De la même manière, si on veut parfaitement suivre L.-P. Jacquemond lorsqu’il décrit le processus de nationalisation de la fête des Mères à l’œuvre sous Vichy, on reste en revanche beaucoup plus mesuré quant à l’efficacité de cette politique sur les consciences. F. Loko l’a montré en ces colonnes à propos de l’Ille-et-Vilaine, il y a un gouffre entre la propagande de l’Etat français, en termes d’affichage et de déclarations, et sa mise en œuvre sur le terrain, ce qui en définitive en souligne les limites3. Là n’est pas chose neuve du reste puisque, fondamentalement, Y.-M. Evanno décrit la même chose pour la période 1939-1940 à partir de l’exemple du Centre d’information du Morbihan4. Autrement dit, il y a encore de la place pour une histoire sociale de la pratique culturelle qu’est la fête des mères, notamment pendant la Seconde Guerre mondiale. Mais, à la différence du livre de L.-P. Jacquemond, cette enquête ne pourra pas faire l’économie du travail d’archives.

Erwan LE GALL

JACQUEMOND, Louis-Pascal, Histoire de la fête des Mères. Non, Pétain ne l’a pas inventée !, Rennes, Presses universitaires de Rennes, 2019.

 

 

 

 

 

 

 

 

 

 

1 JACQUEMOND, Louis-Pascal, Histoire de la fête des Mères.
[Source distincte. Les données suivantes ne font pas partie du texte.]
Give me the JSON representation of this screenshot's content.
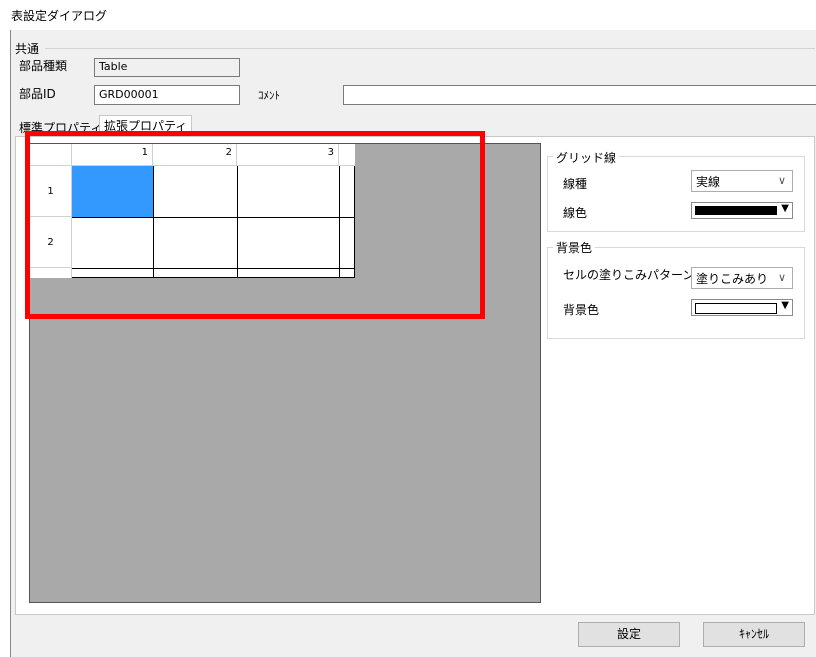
{
  "window": {
    "title": "表設定ダイアログ"
  },
  "common": {
    "group_title": "共通",
    "part_type_label": "部品種類",
    "part_type_value": "Table",
    "part_id_label": "部品ID",
    "part_id_value": "GRD00001",
    "comment_label": "ｺﾒﾝﾄ",
    "comment_value": ""
  },
  "tabs": [
    {
      "label": "標準プロパティ",
      "selected": false
    },
    {
      "label": "拡張プロパティ",
      "selected": true
    }
  ],
  "preview": {
    "column_headers": [
      "1",
      "2",
      "3"
    ],
    "row_headers": [
      "1",
      "2"
    ],
    "selected_cell_color": "#3399ff",
    "highlight_color": "#ff0000",
    "background_color": "#a9a9a9"
  },
  "grid_line": {
    "group_title": "グリッド線",
    "line_type_label": "線種",
    "line_type_value": "実線",
    "line_color_label": "線色",
    "line_color": "#000000"
  },
  "background": {
    "group_title": "背景色",
    "fill_pattern_label": "セルの塗りこみパターン",
    "fill_pattern_value": "塗りこみあり",
    "bg_color_label": "背景色",
    "bg_color": "#ffffff"
  },
  "buttons": {
    "ok_label": "設定",
    "cancel_label": "ｷｬﾝｾﾙ"
  }
}
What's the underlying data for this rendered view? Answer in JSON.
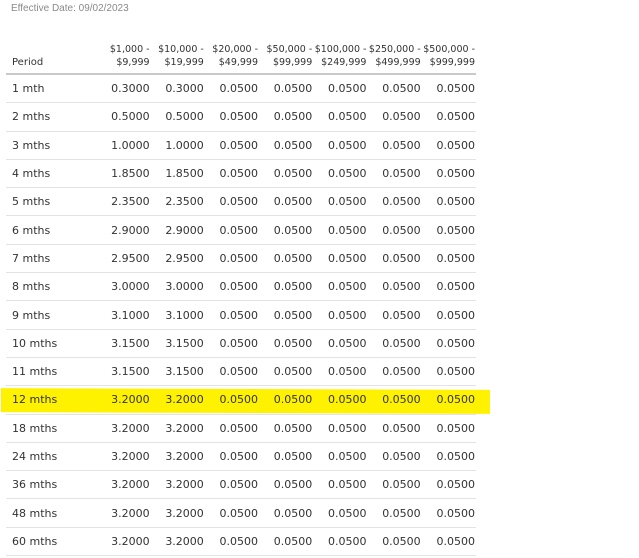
{
  "effective_date": "Effective Date: 09/02/2023",
  "table": {
    "period_header": "Period",
    "tier_headers": [
      {
        "line1": "$1,000 -",
        "line2": "$9,999"
      },
      {
        "line1": "$10,000 -",
        "line2": "$19,999"
      },
      {
        "line1": "$20,000 -",
        "line2": "$49,999"
      },
      {
        "line1": "$50,000 -",
        "line2": "$99,999"
      },
      {
        "line1": "$100,000 -",
        "line2": "$249,999"
      },
      {
        "line1": "$250,000 -",
        "line2": "$499,999"
      },
      {
        "line1": "$500,000 -",
        "line2": "$999,999"
      }
    ],
    "rows": [
      {
        "period": "1 mth",
        "rates": [
          "0.3000",
          "0.3000",
          "0.0500",
          "0.0500",
          "0.0500",
          "0.0500",
          "0.0500"
        ]
      },
      {
        "period": "2 mths",
        "rates": [
          "0.5000",
          "0.5000",
          "0.0500",
          "0.0500",
          "0.0500",
          "0.0500",
          "0.0500"
        ]
      },
      {
        "period": "3 mths",
        "rates": [
          "1.0000",
          "1.0000",
          "0.0500",
          "0.0500",
          "0.0500",
          "0.0500",
          "0.0500"
        ]
      },
      {
        "period": "4 mths",
        "rates": [
          "1.8500",
          "1.8500",
          "0.0500",
          "0.0500",
          "0.0500",
          "0.0500",
          "0.0500"
        ]
      },
      {
        "period": "5 mths",
        "rates": [
          "2.3500",
          "2.3500",
          "0.0500",
          "0.0500",
          "0.0500",
          "0.0500",
          "0.0500"
        ]
      },
      {
        "period": "6 mths",
        "rates": [
          "2.9000",
          "2.9000",
          "0.0500",
          "0.0500",
          "0.0500",
          "0.0500",
          "0.0500"
        ]
      },
      {
        "period": "7 mths",
        "rates": [
          "2.9500",
          "2.9500",
          "0.0500",
          "0.0500",
          "0.0500",
          "0.0500",
          "0.0500"
        ]
      },
      {
        "period": "8 mths",
        "rates": [
          "3.0000",
          "3.0000",
          "0.0500",
          "0.0500",
          "0.0500",
          "0.0500",
          "0.0500"
        ]
      },
      {
        "period": "9 mths",
        "rates": [
          "3.1000",
          "3.1000",
          "0.0500",
          "0.0500",
          "0.0500",
          "0.0500",
          "0.0500"
        ]
      },
      {
        "period": "10 mths",
        "rates": [
          "3.1500",
          "3.1500",
          "0.0500",
          "0.0500",
          "0.0500",
          "0.0500",
          "0.0500"
        ]
      },
      {
        "period": "11 mths",
        "rates": [
          "3.1500",
          "3.1500",
          "0.0500",
          "0.0500",
          "0.0500",
          "0.0500",
          "0.0500"
        ]
      },
      {
        "period": "12 mths",
        "rates": [
          "3.2000",
          "3.2000",
          "0.0500",
          "0.0500",
          "0.0500",
          "0.0500",
          "0.0500"
        ],
        "highlighted": true
      },
      {
        "period": "18 mths",
        "rates": [
          "3.2000",
          "3.2000",
          "0.0500",
          "0.0500",
          "0.0500",
          "0.0500",
          "0.0500"
        ]
      },
      {
        "period": "24 mths",
        "rates": [
          "3.2000",
          "3.2000",
          "0.0500",
          "0.0500",
          "0.0500",
          "0.0500",
          "0.0500"
        ]
      },
      {
        "period": "36 mths",
        "rates": [
          "3.2000",
          "3.2000",
          "0.0500",
          "0.0500",
          "0.0500",
          "0.0500",
          "0.0500"
        ]
      },
      {
        "period": "48 mths",
        "rates": [
          "3.2000",
          "3.2000",
          "0.0500",
          "0.0500",
          "0.0500",
          "0.0500",
          "0.0500"
        ]
      },
      {
        "period": "60 mths",
        "rates": [
          "3.2000",
          "3.2000",
          "0.0500",
          "0.0500",
          "0.0500",
          "0.0500",
          "0.0500"
        ]
      }
    ]
  },
  "colors": {
    "highlight": "#fff200",
    "text": "#333333",
    "muted_text": "#8a8a8a",
    "row_divider": "#e3e3e3"
  }
}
Non, Pétain ne l’a pas inventée !, Rennes, Presses universitaires de Rennes, 2019. Afin de ne pas surcharger inutilement l’appareil critique, les références à cet ouvrage seront indiquées dans le corps de texte, entre parenthèses.

2 Pour de plus amples développements on se permettra de renvoyer à LE GALL, Erwan, Saint-Nazaire, les Américains et la guerre totale (1917-1919), Bruz, Editions CODEX, 2018, p. 139-164 tout particulièrement.

3 LOKO, Fabiola, « Mise en œuvre et limite de la propagande du régime de Vichy en Ille-et-Vilaine (10 juillet 1940 – 5 juillet 1944) », En Envor, revue d’histoire contemporaine en Bretagne, n°3, hiver 2014.

4 EVANNO, Yves-Marie, « Le Centre d’information du Morbihan ou la difficile application d’une propagande locale durant la guerre 39-40 », En Envor, revue d’histoire contemporaine en Bretagne, n°9, hiver 2017, en ligne.